En 1985, à Dallas, un cowboy homophobe (Ron Woodroof) est diagnostiqué séropositif, il ne lui reste plus que 30 jours à vivre. Face à l’inefficacité de l’AZT (seul médicament antirétroviral autorisé sur le sol américain), il se lance dans la contrebande de médicaments alternatifs avec l’aide d’un séropositif transgenre (Rayon) et de leur médecin (Eve Saks). Ensemble, ils fondent le Dallas Buyers Club, premier des douze clubs qui permettront aux séropositifs américains de se fournir en médicaments antirétroviraux étrangers. Mais cela attire très vite l’attention des compagnies pharmaceutiques, qui vont alors tout faire pour stopper leurs activités.
Rares sont les acteurs capables de changer de registre cinématographique sur le tard.
Alors que Matthew McConaughey nous avait habitué à des comédies sirupeuses à la morale répugnante dans les années 2000 (Playboy à saisir, Hanté par ses ex), Dallas Buyers Club s’inscrit directement dans cette nouvelle filmographie que l’acteur est en train de se construire depuis quelques années.
Au côté de Jared Leto dans le rôle d’un travesti rongé par la maladie, et épaulé par une Jennifer Garner impuissante mais dévouée, McConaughey nous livre une prestation singulière et d’une extrême richesse stylistique.
Dallas Buyers Club à la particularité de pouvoir se découper en deux parties bien distinctes :
La première partie se concentre sur la découverte du personnage de Ron Woodroof, de son mode de vie avant la maladie ainsi que sur les moyens qu’il met en oeuvre pour la combattre et survivre.
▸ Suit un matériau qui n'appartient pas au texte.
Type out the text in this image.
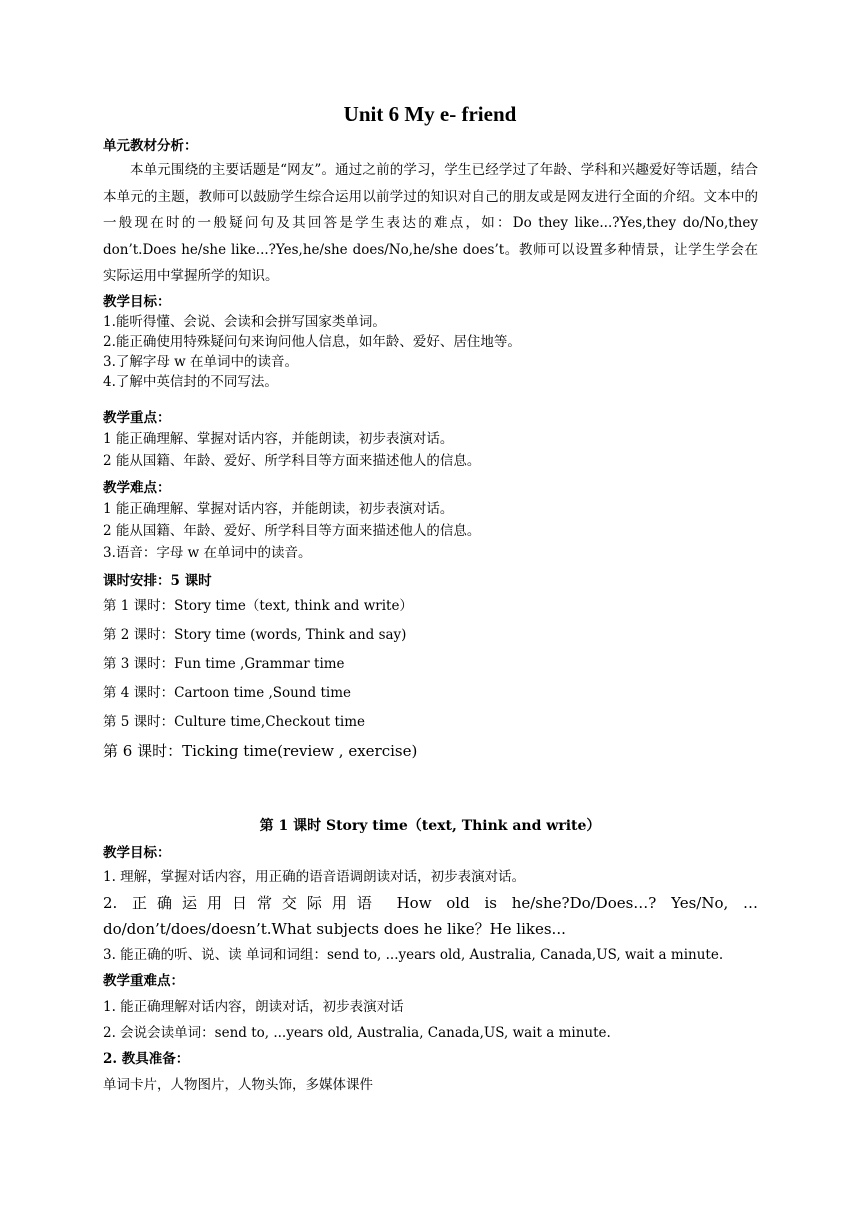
Unit 6 My e- friend
单元教材分析：
本单元围绕的主要话题是“网友”。通过之前的学习，学生已经学过了年龄、学科和兴趣爱好等话题，结合本单元的主题，教师可以鼓励学生综合运用以前学过的知识对自己的朋友或是网友进行全面的介绍。文本中的一般现在时的一般疑问句及其回答是学生表达的难点，如：Do they like...?Yes,they do/No,they don’t.Does he/she like...?Yes,he/she does/No,he/she does’t。教师可以设置多种情景，让学生学会在实际运用中掌握所学的知识。
教学目标：
1.能听得懂、会说、会读和会拼写国家类单词。
2.能正确使用特殊疑问句来询问他人信息，如年龄、爱好、居住地等。
3.了解字母 w 在单词中的读音。
4.了解中英信封的不同写法。
教学重点：
1 能正确理解、掌握对话内容，并能朗读，初步表演对话。
2 能从国籍、年龄、爱好、所学科目等方面来描述他人的信息。
教学难点：
1 能正确理解、掌握对话内容，并能朗读，初步表演对话。
2 能从国籍、年龄、爱好、所学科目等方面来描述他人的信息。
3.语音：字母 w 在单词中的读音。
课时安排：5 课时
第 1 课时：Story time（text, think and write）
第 2 课时：Story time (words, Think and say)
第 3 课时：Fun time ,Grammar time
第 4 课时：Cartoon time ,Sound time
第 5 课时：Culture time,Checkout time
第 6 课时：Ticking time(review , exercise)
第 1 课时 Story time（text, Think and write）
教学目标：
1. 理解，掌握对话内容，用正确的语音语调朗读对话，初步表演对话。
2. 正确运用日常交际用语 How old is he/she?Do/Does…? Yes/No, …
do/don’t/does/doesn’t.What subjects does he like？He likes...
3. 能正确的听、说、读 单词和词组：send to, ...years old, Australia, Canada,US, wait a minute.
教学重难点：
1. 能正确理解对话内容，朗读对话，初步表演对话
2. 会说会读单词：send to, ...years old, Australia, Canada,US, wait a minute.
2. 教具准备：
单词卡片，人物图片，人物头饰，多媒体课件
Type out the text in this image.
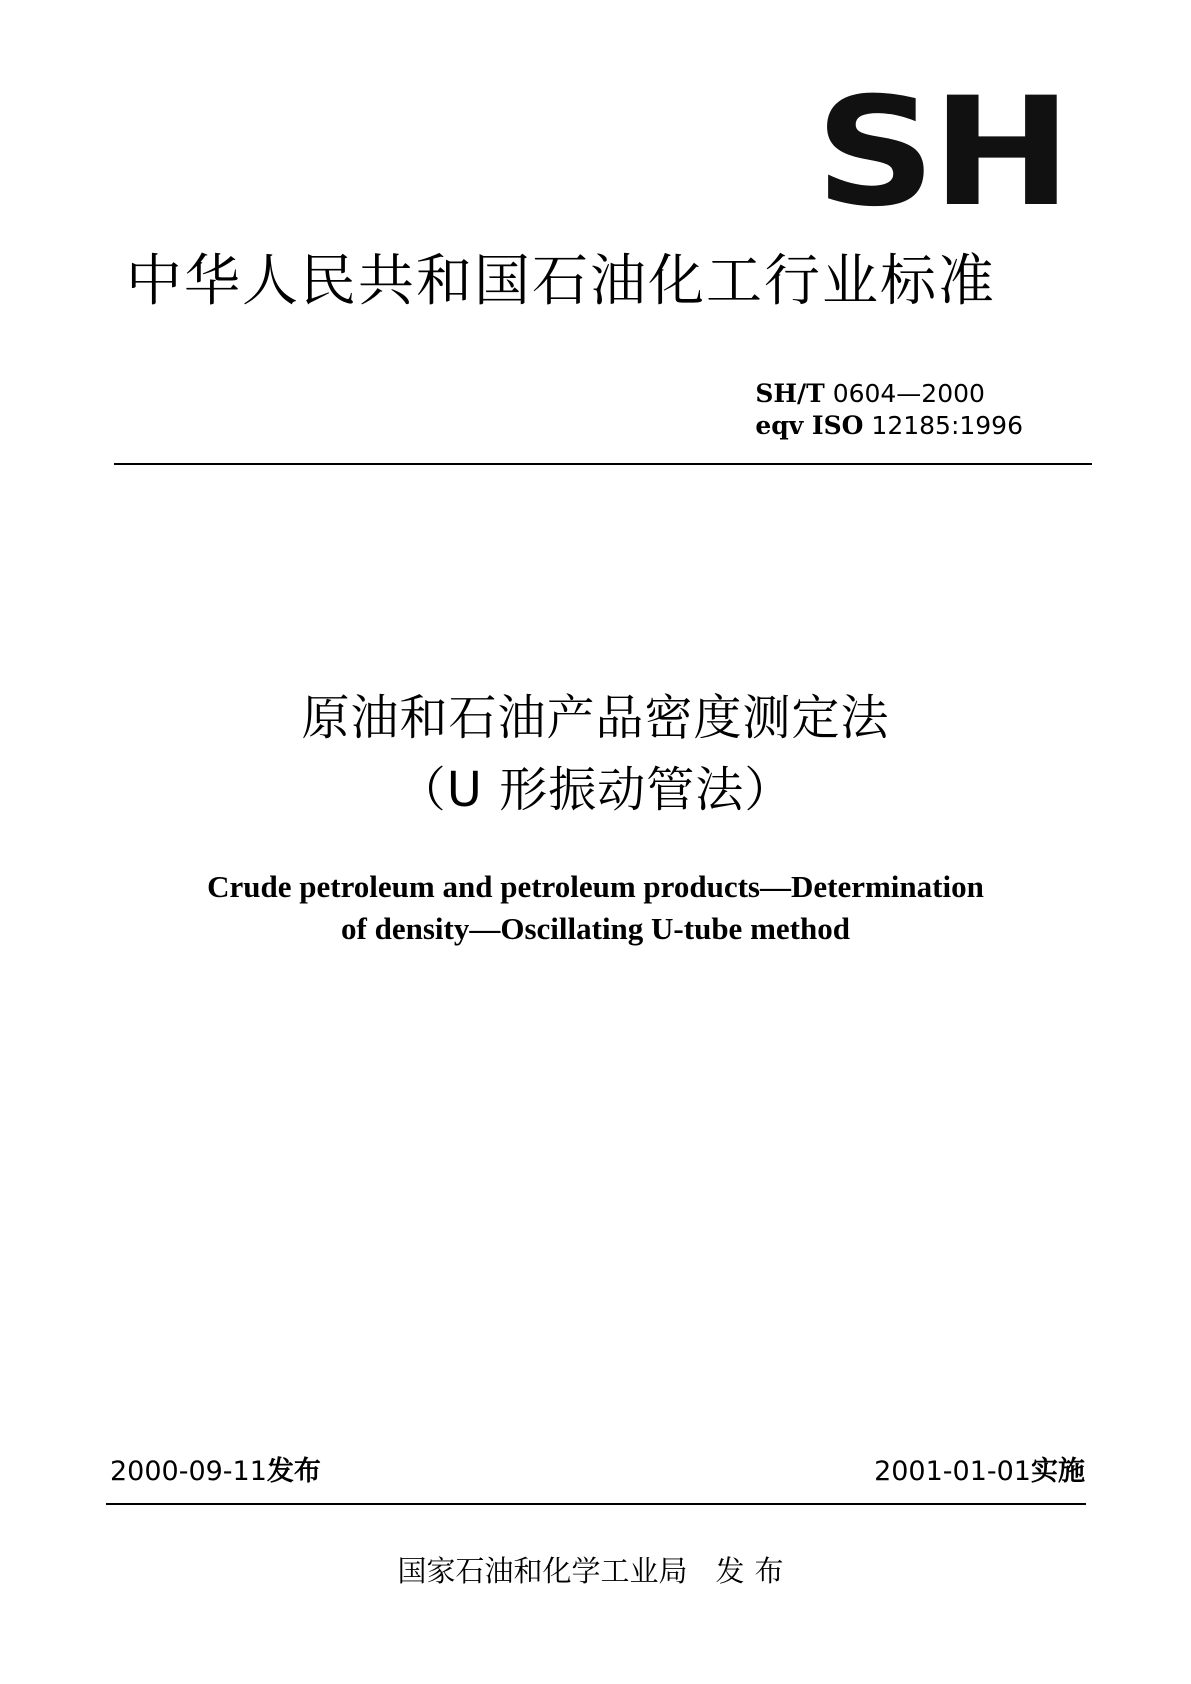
SH
中华人民共和国石油化工行业标准
SH/T 0604—2000
eqv ISO 12185:1996
原油和石油产品密度测定法
（U 形振动管法）
Crude petroleum and petroleum products—Determination
of density—Oscillating U-tube method
2000-09-11发布	2001-01-01实施
国家石油和化学工业局 发布
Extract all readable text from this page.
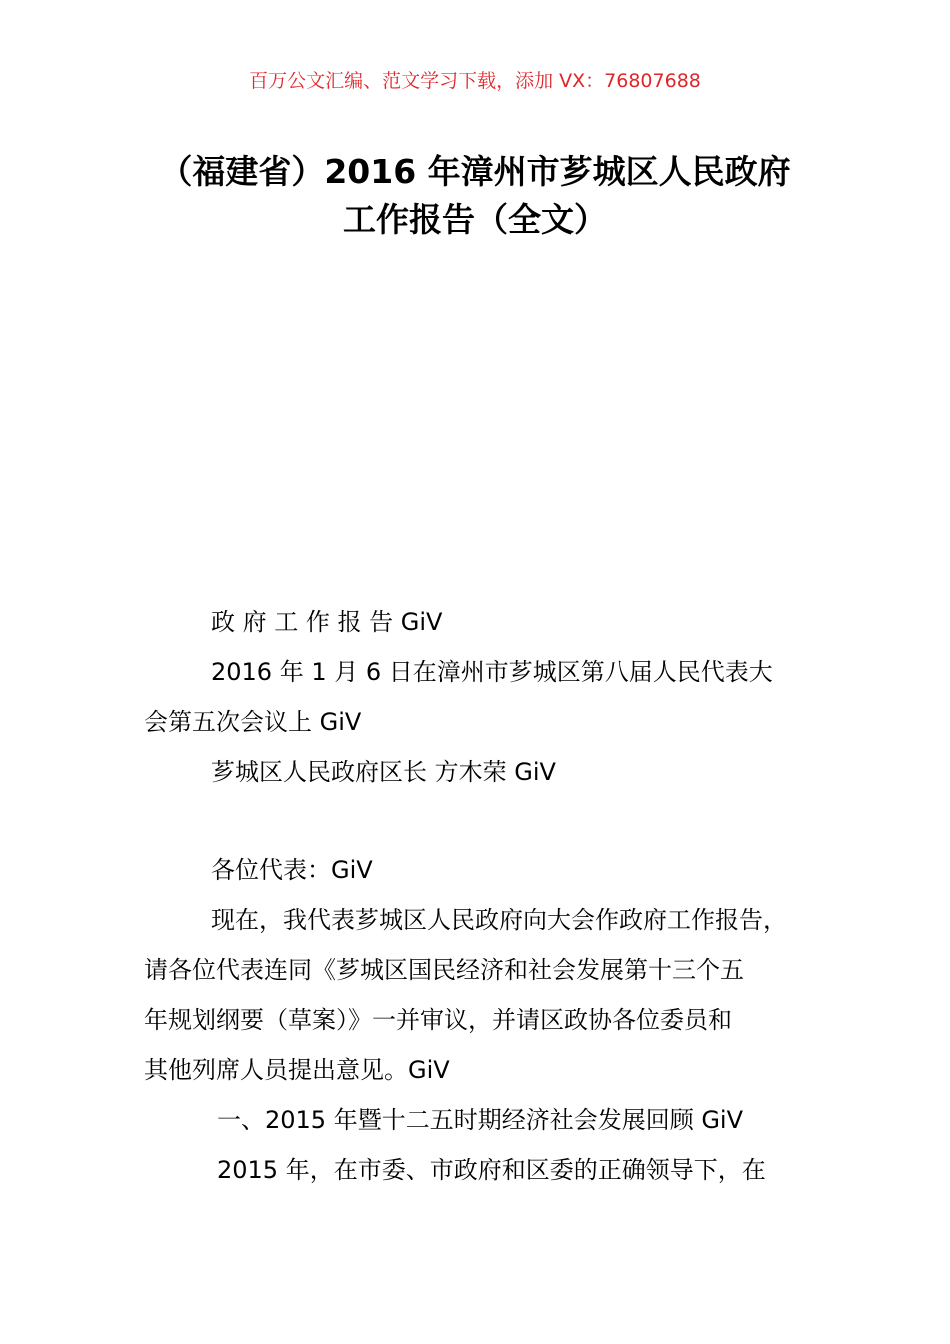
百万公文汇编、范文学习下载，添加 VX：76807688
（福建省）2016 年漳州市芗城区人民政府
工作报告（全文）
政 府 工 作 报 告 GiV
2016 年 1 月 6 日在漳州市芗城区第八届人民代表大
会第五次会议上 GiV
芗城区人民政府区长 方木荣 GiV
各位代表：GiV
现在，我代表芗城区人民政府向大会作政府工作报告，
请各位代表连同《芗城区国民经济和社会发展第十三个五
年规划纲要（草案）》一并审议，并请区政协各位委员和
其他列席人员提出意见。GiV
一、2015 年暨十二五时期经济社会发展回顾 GiV
2015 年，在市委、市政府和区委的正确领导下，在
Elle permet ainsi de mettre en place l’intrigue, la psychologie du personnage principal et par la même occasion d’apprécier à sa juste valeur le jeu absolument éclatant de Matthew McConaughey.
La seconde partie est axée sur le fonctionnement de son Dallas Buyers Club, sorte d’associations qui vient en aide aux patients atteints du virus du sida en leur prescrivant des médicaments non autorisés sur le territoire américain.
De manière assez surprenante, ce n’est pas la révélation de la maladie qui va changer la vie de Ron Woodroof (son homophobie et son égoïsme ne le quitteront pas immédiatement), mais plutôt sa rencontre avec deux personnages clefs : le docteur Vass, radié de l’ordre des médecins, qui va pourtant permettre à Ron de survivre pendant plusieurs années, et Rayon (interprété par Jared Leto), travesti atteint du sida avec qui Ron finira par faire équipe.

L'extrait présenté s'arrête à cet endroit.